In terms of raw number the gain is:
| Platform | Gain |
| X86 | .46 Gigabytes (460 megabytes) |
| X64 | .47 Gigabytes (470 megabytes) |
Granted, it’s with 10,000,000 instances of these classes, but at the rate we create and destroy these things, that number isn’t nearly as far-fetched as it seems.
Interning Resources
Clearly, the next area to look at is the resource portion of the JabberID. My test is easily updated to cycle between a few resources.
private void WorkingTest()
{
string serverName = "coversant";
serverName += ".net";
int node = 0, resourceCounter = 0;
string[] resources = new string[] {
"home", "work", "laptop", "mobile", "soapbox", "psi" };
_jids.Clear();
for (int i = 0; i < 10000000; i++)
{
string newServer = string.Copy(serverName);
string resource = string.Copy(resources[resourceCounter]);
_jids.Add(new JabberID(node.ToString(), newServer, resource.ToString()));
node++;
resourceCounter = (resourceCounter == resources.Length - 1) ? 0 : resourceCounter + 1;
}
MessageBox.Show("done");
}
This is a fairly realistic case, as the vast majority of resources come from a very small pool. In the not-to-distant future the SoapBox Server will be issuing server generated resource, so this case will become the default.

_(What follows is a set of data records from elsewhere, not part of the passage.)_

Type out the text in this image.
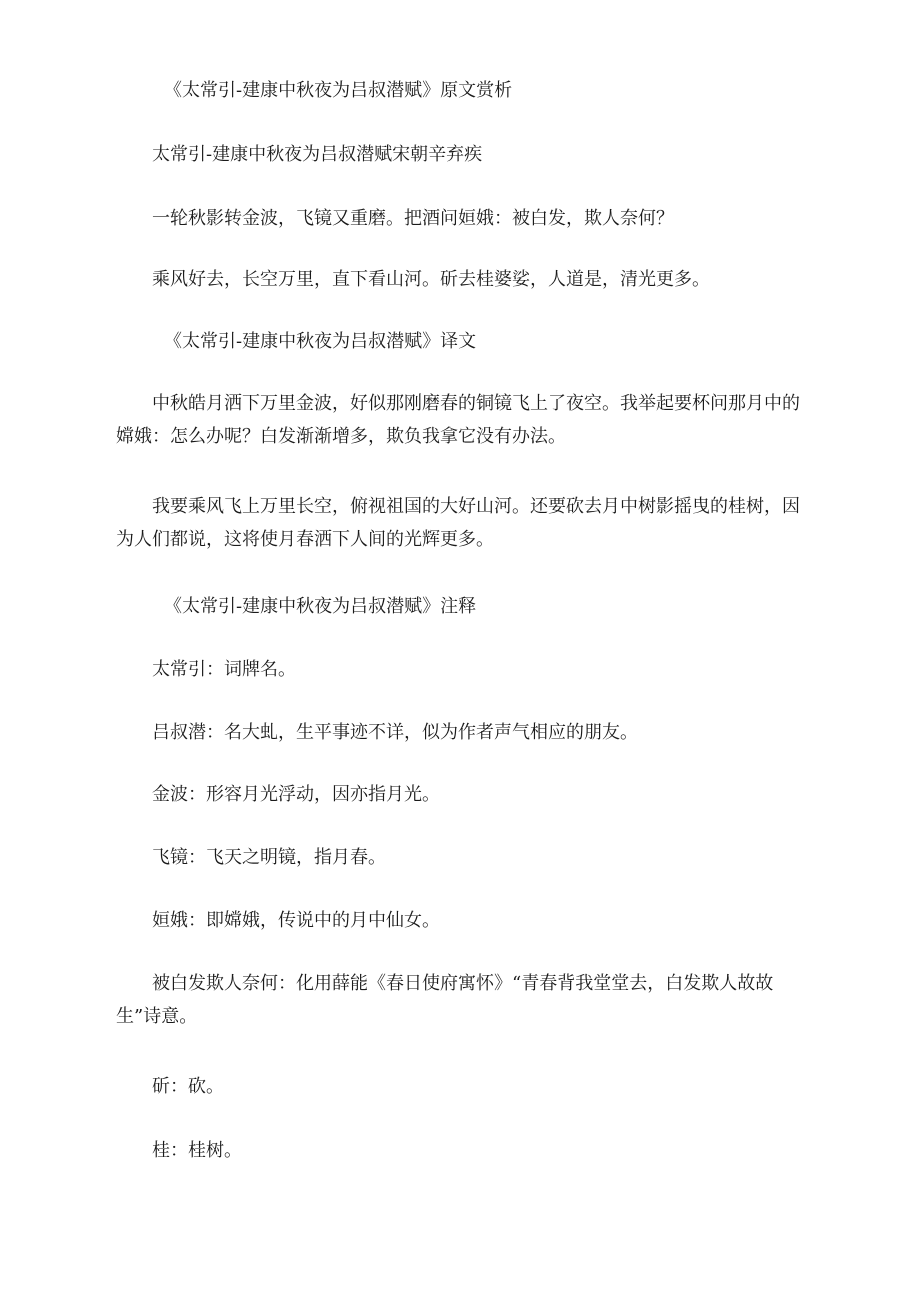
《太常引-建康中秋夜为吕叔潜赋》原文赏析

太常引-建康中秋夜为吕叔潜赋宋朝辛弃疾

一轮秋影转金波，飞镜又重磨。把酒问姮娥：被白发，欺人奈何？

乘风好去，长空万里，直下看山河。斫去桂婆娑，人道是，清光更多。

《太常引-建康中秋夜为吕叔潜赋》译文

中秋皓月洒下万里金波，好似那刚磨春的铜镜飞上了夜空。我举起要杯问那月中的嫦娥：怎么办呢？白发渐渐增多，欺负我拿它没有办法。

我要乘风飞上万里长空，俯视祖国的大好山河。还要砍去月中树影摇曳的桂树，因为人们都说，这将使月春洒下人间的光辉更多。

《太常引-建康中秋夜为吕叔潜赋》注释

太常引：词牌名。

吕叔潜：名大虬，生平事迹不详，似为作者声气相应的朋友。

金波：形容月光浮动，因亦指月光。

飞镜：飞天之明镜，指月春。

姮娥：即嫦娥，传说中的月中仙女。

被白发欺人奈何：化用薛能《春日使府寓怀》“青春背我堂堂去，白发欺人故故生”诗意。

斫：砍。

桂：桂树。
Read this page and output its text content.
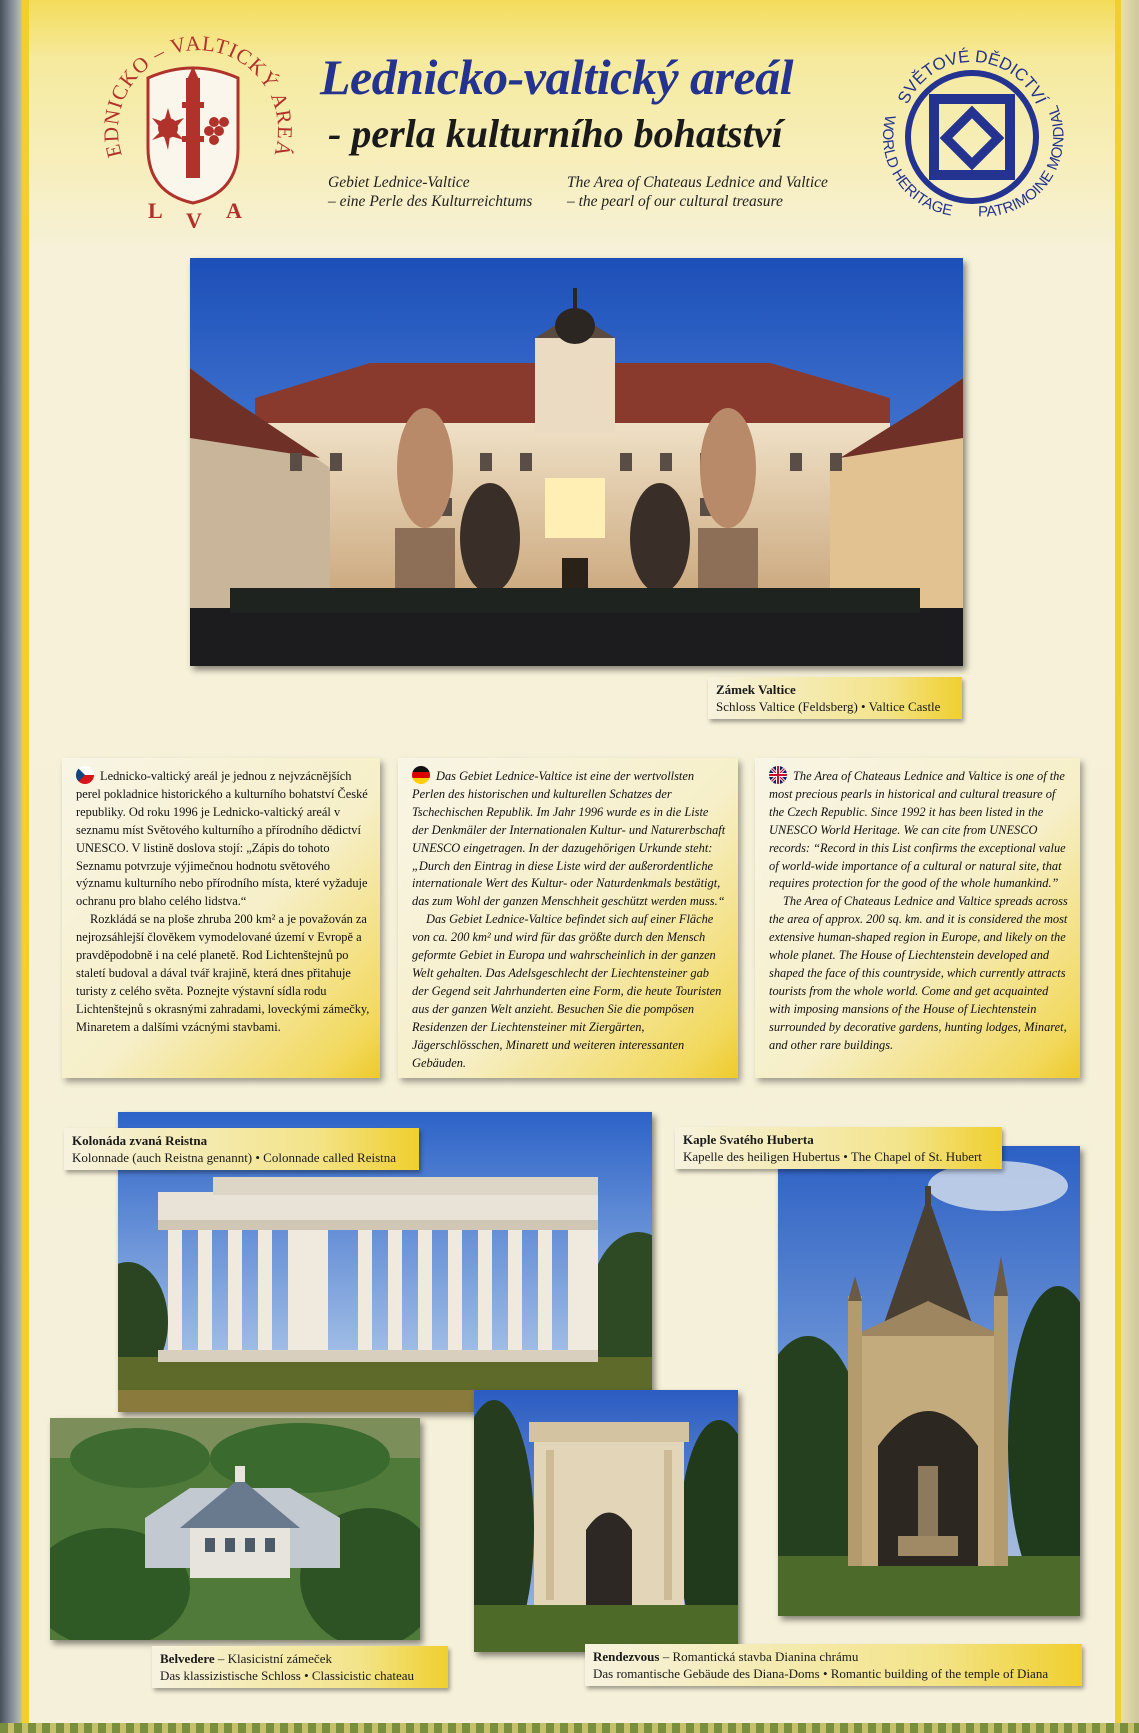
EDNICKO – VALTICKÝ AREÁ
L V A
Lednicko-valtický areál
- perla kulturního bohatství
Gebiet Lednice-Valtice
– eine Perle des Kulturreichtums
The Area of Chateaus Lednice and Valtice
– the pearl of our cultural treasure
SVĚTOVÉ DĚDICTVÍ
WORLD HERITAGE PATRIMOINE MONDIAL
Zámek Valtice
Schloss Valtice (Feldsberg) • Valtice Castle

Lednicko-valtický areál je jednou z nejvzácnějších perel pokladnice historického a kulturního bohatství České republiky. Od roku 1996 je Lednicko-valtický areál v seznamu míst Světového kulturního a přírodního dědictví UNESCO. V listině doslova stojí: „Zápis do tohoto Seznamu potvrzuje výjimečnou hodnotu světového významu kulturního nebo přírodního místa, které vyžaduje ochranu pro blaho celého lidstva.“

Rozkládá se na ploše zhruba 200 km² a je považován za nejrozsáhlejší člověkem vymodelované území v Evropě a pravděpodobně i na celé planetě. Rod Lichtenštejnů po staletí budoval a dával tvář krajině, která dnes přitahuje turisty z celého světa. Poznejte výstavní sídla rodu Lichtenštejnů s okrasnými zahradami, loveckými zámečky, Minaretem a dalšími vzácnými stavbami.

Das Gebiet Lednice-Valtice ist eine der wertvollsten Perlen des historischen und kulturellen Schatzes der Tschechischen Republik. Im Jahr 1996 wurde es in die Liste der Denkmäler der Internationalen Kultur- und Naturerbschaft UNESCO eingetragen. In der dazugehörigen Urkunde steht: „Durch den Eintrag in diese Liste wird der außerordentliche internationale Wert des Kultur- oder Naturdenkmals bestätigt, das zum Wohl der ganzen Menschheit geschützt werden muss.“

Das Gebiet Lednice-Valtice befindet sich auf einer Fläche von ca. 200 km² und wird für das größte durch den Mensch geformte Gebiet in Europa und wahrscheinlich in der ganzen Welt gehalten. Das Adelsgeschlecht der Liechtensteiner gab der Gegend seit Jahrhunderten eine Form, die heute Touristen aus der ganzen Welt anzieht. Besuchen Sie die pompösen Residenzen der Liechtensteiner mit Ziergärten, Jägerschlösschen, Minarett und weiteren interessanten Gebäuden.

The Area of Chateaus Lednice and Valtice is one of the most precious pearls in historical and cultural treasure of the Czech Republic. Since 1992 it has been listed in the UNESCO World Heritage. We can cite from UNESCO records: “Record in this List confirms the exceptional value of world-wide importance of a cultural or natural site, that requires protection for the good of the whole humankind.”

The Area of Chateaus Lednice and Valtice spreads across the area of approx. 200 sq. km. and it is considered the most extensive human-shaped region in Europe, and likely on the whole planet. The House of Liechtenstein developed and shaped the face of this countryside, which currently attracts tourists from the whole world. Come and get acquainted with imposing mansions of the House of Liechtenstein surrounded by decorative gardens, hunting lodges, Minaret, and other rare buildings.

Kolonáda zvaná Reistna
Kolonnade (auch Reistna genannt) • Colonnade called Reistna
Kaple Svatého Huberta
Kapelle des heiligen Hubertus • The Chapel of St. Hubert
Belvedere – Klasicistní zámeček
Das klassizistische Schloss • Classicistic chateau
Rendezvous – Romantická stavba Dianina chrámu
Das romantische Gebäude des Diana-Doms • Romantic building of the temple of Diana
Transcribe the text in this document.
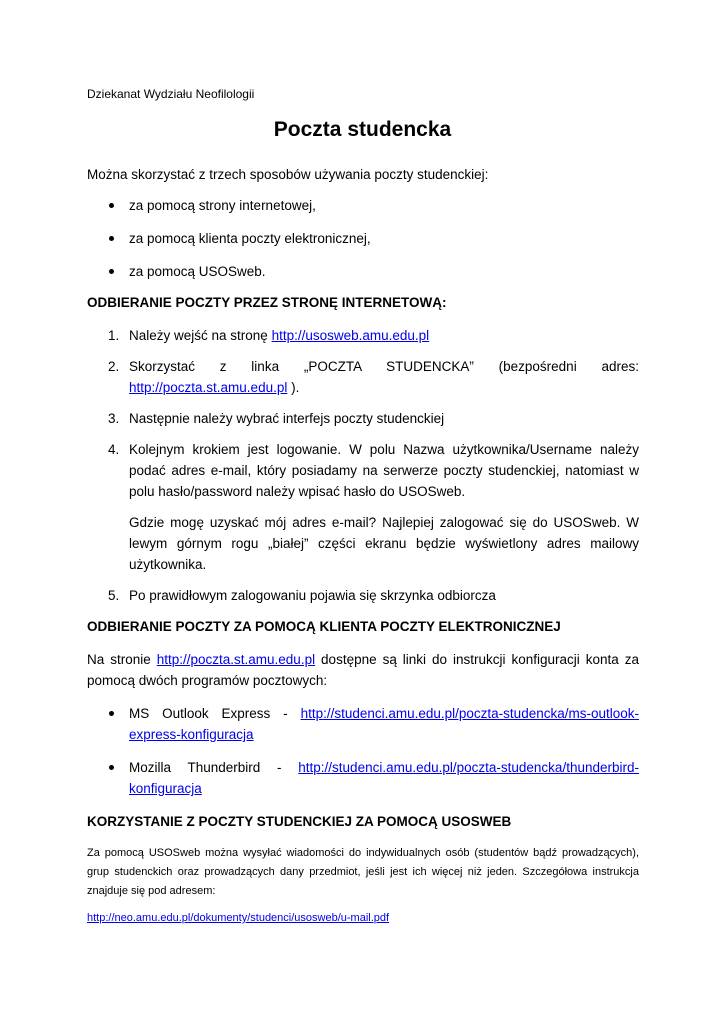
Dziekanat Wydziału Neofilologii
Poczta studencka

Można skorzystać z trzech sposobów używania poczty studenckiej:

za pomocą strony internetowej,
za pomocą klienta poczty elektronicznej,
za pomocą USOSweb.
ODBIERANIE POCZTY PRZEZ STRONĘ INTERNETOWĄ:
1. Należy wejść na stronę http://usosweb.amu.edu.pl
2. Skorzystać z linka „POCZTA STUDENCKA” (bezpośredni adres: http://poczta.st.amu.edu.pl ).
3. Następnie należy wybrać interfejs poczty studenckiej
4. Kolejnym krokiem jest logowanie. W polu Nazwa użytkownika/Username należy podać adres e-mail, który posiadamy na serwerze poczty studenckiej, natomiast w polu hasło/password należy wpisać hasło do USOSweb.
Gdzie mogę uzyskać mój adres e-mail? Najlepiej zalogować się do USOSweb. W lewym górnym rogu „białej” części ekranu będzie wyświetlony adres mailowy użytkownika.
5. Po prawidłowym zalogowaniu pojawia się skrzynka odbiorcza
ODBIERANIE POCZTY ZA POMOCĄ KLIENTA POCZTY ELEKTRONICZNEJ

Na stronie http://poczta.st.amu.edu.pl dostępne są linki do instrukcji konfiguracji konta za pomocą dwóch programów pocztowych:

MS Outlook Express - http://studenci.amu.edu.pl/poczta-studencka/ms-outlook-express-konfiguracja
Mozilla Thunderbird - http://studenci.amu.edu.pl/poczta-studencka/thunderbird-konfiguracja
KORZYSTANIE Z POCZTY STUDENCKIEJ ZA POMOCĄ USOSWEB

Za pomocą USOSweb można wysyłać wiadomości do indywidualnych osób (studentów bądź prowadzących), grup studenckich oraz prowadzących dany przedmiot, jeśli jest ich więcej niż jeden. Szczegółowa instrukcja znajduje się pod adresem:

http://neo.amu.edu.pl/dokumenty/studenci/usosweb/u-mail.pdf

These test results are even more dramatic. No Interning of strings:
| JIDs Created | Platform | Used Memory |
| 10,000,000 | X86 | 1.55 Gigabytes |
| 10,000,000 | X64 | 2.31 Gigabytes |
With Domain & Resource Interning:
| JIDs Created | Platform | Used Memory |
| 10,000,000 | X86 | 0.78 Gigabytes |
| 10,000,000 | X64 | 1.53 Gigabytes |
These wins are very signifigant in terms of raw memory usage:
| Platform | Gain |
| X86 | .77 Gigabytes (770 megabytes) |
| X64 | .78 Gigabytes (780 megabytes) |
Conclusions
The overall answer becomes pretty clear. String Interning can offer a big win for memory utalization when used in conjunction with commonly occuring strings. Before I make this change to our core products though, I’ve got to test a few more things. I’m greatly worried that if we go with Interned strings, all access to those strings will be synchronized by the CLR.
We simply can’t afford to have the CLR grabbing locks on a hashtable each and every time a string.Intern method is called. The SoapBox Server is very heavily multithreaded, and a lock like this would cripple performance.
A quick look using reflector doesn’t really reveal the answer. String.Intern calls:
Thread.GetDomain().GetOrInternString(str);
Which is an internal call. Further research is clearly necessary…